Na única vez que aterrei em Hong Kong o 11 de setembro ainda não tinha acontecido pelo que vivi com curiosidade, e não com apreensão, essa sensação estranha de estar a pousar no antigo aeroporto entre grandes arranha-céus contornados pela habilidade do piloto. E ao sair para as ruas a referência imediata foi «Blade Runner», o filme de Ridley Scott, baseado num romance de Philip K. Dick: se o olhar tendia a subir na direção das alturas onde pareciam nunca mais acabar os edifícios mais modernos, cá em baixo era a confusão e a sujidade a imperarem. Na altura lembro-me de ter pensado, que as cidades do futuro tenderiam a ser assim, excessivas e contraditórias.
Afinal devo ter-me enganado e, numa semana em que desapareceu Zaha Hadid, cujos edifícios ganharam linhas de uma elegância aerodinâmica de autêntica ficção científica, hoje continuados por tantos outros excelentes reconstrutores da paisagem urbana, reconheço que, embora já não venha a viver o suficiente para tal, imagino as cidades da segunda metade deste século com características arquitetónicas muito diferentes das conhecidas atualmente.

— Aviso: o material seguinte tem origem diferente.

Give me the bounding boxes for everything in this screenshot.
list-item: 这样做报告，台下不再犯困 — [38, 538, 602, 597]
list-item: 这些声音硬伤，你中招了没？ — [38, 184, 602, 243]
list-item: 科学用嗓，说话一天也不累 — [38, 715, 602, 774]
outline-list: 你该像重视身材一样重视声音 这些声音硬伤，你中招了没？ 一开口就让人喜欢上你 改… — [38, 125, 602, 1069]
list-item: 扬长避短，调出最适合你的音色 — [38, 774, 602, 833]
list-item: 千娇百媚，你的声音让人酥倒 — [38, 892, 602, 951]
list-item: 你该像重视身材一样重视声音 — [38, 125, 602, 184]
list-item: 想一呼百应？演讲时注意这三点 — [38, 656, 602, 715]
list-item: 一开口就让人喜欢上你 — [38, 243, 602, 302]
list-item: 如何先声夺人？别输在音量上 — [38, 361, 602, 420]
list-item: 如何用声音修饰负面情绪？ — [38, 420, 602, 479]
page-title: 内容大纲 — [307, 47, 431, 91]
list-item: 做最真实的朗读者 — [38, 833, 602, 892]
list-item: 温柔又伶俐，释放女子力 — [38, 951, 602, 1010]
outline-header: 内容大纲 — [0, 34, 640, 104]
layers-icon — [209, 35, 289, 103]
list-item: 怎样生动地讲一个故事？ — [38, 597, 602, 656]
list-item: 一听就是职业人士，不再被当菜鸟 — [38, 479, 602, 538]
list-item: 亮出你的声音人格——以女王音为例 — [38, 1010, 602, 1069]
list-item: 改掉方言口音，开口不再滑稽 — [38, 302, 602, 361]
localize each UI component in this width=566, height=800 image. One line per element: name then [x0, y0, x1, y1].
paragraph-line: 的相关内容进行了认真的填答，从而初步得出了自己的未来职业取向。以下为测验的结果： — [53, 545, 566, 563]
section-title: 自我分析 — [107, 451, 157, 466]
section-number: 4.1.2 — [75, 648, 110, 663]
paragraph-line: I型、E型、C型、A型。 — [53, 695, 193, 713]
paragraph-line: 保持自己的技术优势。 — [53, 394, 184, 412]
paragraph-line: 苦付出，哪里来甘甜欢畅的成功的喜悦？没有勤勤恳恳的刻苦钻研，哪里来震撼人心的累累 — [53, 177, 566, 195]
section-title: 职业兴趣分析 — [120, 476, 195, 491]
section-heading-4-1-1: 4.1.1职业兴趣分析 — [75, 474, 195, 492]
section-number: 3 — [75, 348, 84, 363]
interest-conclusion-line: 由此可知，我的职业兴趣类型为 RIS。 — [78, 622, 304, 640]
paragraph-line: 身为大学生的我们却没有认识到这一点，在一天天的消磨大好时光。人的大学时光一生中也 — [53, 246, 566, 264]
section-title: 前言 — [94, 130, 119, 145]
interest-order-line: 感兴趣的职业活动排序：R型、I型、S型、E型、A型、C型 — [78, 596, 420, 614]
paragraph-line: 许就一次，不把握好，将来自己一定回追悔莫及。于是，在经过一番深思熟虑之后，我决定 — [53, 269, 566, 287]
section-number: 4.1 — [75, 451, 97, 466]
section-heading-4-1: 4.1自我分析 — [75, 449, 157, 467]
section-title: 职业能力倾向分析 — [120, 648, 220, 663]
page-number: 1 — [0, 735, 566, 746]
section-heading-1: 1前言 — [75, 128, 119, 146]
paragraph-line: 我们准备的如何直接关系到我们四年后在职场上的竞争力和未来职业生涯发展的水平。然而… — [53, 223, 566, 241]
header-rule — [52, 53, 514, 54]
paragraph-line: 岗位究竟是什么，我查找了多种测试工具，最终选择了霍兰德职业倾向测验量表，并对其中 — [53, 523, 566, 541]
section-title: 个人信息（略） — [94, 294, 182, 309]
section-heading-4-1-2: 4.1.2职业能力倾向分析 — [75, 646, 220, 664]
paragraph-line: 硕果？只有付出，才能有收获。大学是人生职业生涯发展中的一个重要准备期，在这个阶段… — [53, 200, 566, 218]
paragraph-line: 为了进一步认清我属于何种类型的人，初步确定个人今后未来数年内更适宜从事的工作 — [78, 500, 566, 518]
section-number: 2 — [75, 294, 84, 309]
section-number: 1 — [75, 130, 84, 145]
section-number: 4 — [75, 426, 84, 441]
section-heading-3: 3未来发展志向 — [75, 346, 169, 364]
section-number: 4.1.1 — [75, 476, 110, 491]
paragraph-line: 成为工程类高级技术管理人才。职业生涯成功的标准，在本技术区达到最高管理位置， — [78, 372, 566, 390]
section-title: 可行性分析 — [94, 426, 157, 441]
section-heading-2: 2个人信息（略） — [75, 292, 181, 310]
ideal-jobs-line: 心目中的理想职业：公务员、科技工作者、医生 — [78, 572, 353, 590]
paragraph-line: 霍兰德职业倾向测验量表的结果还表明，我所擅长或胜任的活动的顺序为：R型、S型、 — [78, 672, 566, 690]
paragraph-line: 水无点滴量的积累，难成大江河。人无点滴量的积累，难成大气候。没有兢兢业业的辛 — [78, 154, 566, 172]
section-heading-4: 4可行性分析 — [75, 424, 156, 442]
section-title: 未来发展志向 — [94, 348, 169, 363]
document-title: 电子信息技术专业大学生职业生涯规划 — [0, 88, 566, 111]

Não deixa de ser curioso o sucesso, que Vhils está a ter na antiga colónia britânica no Mar da China: é que se os arranha-céus tendem a menorizar a presença humana em cidades cada vez mais dominadas pelo seu gigantismo, as obras do artista do Seixal tendem a inverter essa relação de poder aparentemente incontornável. É por isso, que assumem-se como reflexão sobre a interligação entre a identidade de cada individuo e a cidade onde habita. Porque a desumanização de que fala o romance mais recente de Valter Hugo Mãe tem de encontrar resposta num modo de vida ocidental donde os valores da sociabilidade possam ser resgatados.
É certo que, em «O Sentido da Vida», o filme de Miguel Gonçalves Mendes, ainda em fase de rodagem, mostra-se que o pior da civilização humana - as guerras, as xenofobias, o crime, etc. - perdem qualquer relevância vistas de cima, da estação orbital donde um dos protagonistas do filme, um astronauta, a contemplou. Mas, embora não saiba verdadeiramente se é esse o objetivo mais relevante de Vhils ao produzir as suas obras, importa que consigamos elevar a condição humana ao que ela tem de mais sublime (a criatividade, a solidariedade), resgatando-a da tendência para se tornar robotizada por uma sociedade, que gostaria de transformá-la num exército dócil de robots.
E, curiosamente, a arquitetura recente de que Hadid foi uma das mais estimulantes criadoras, até acaba por sinalizar essa diferenciação, porque ao habitar uma cidade feita de edifícios dissemelhantes uns dos outros, é a própria identidade dos que neles habitam ou trabalham, a refletir essa especificidade criativa. Ou não será?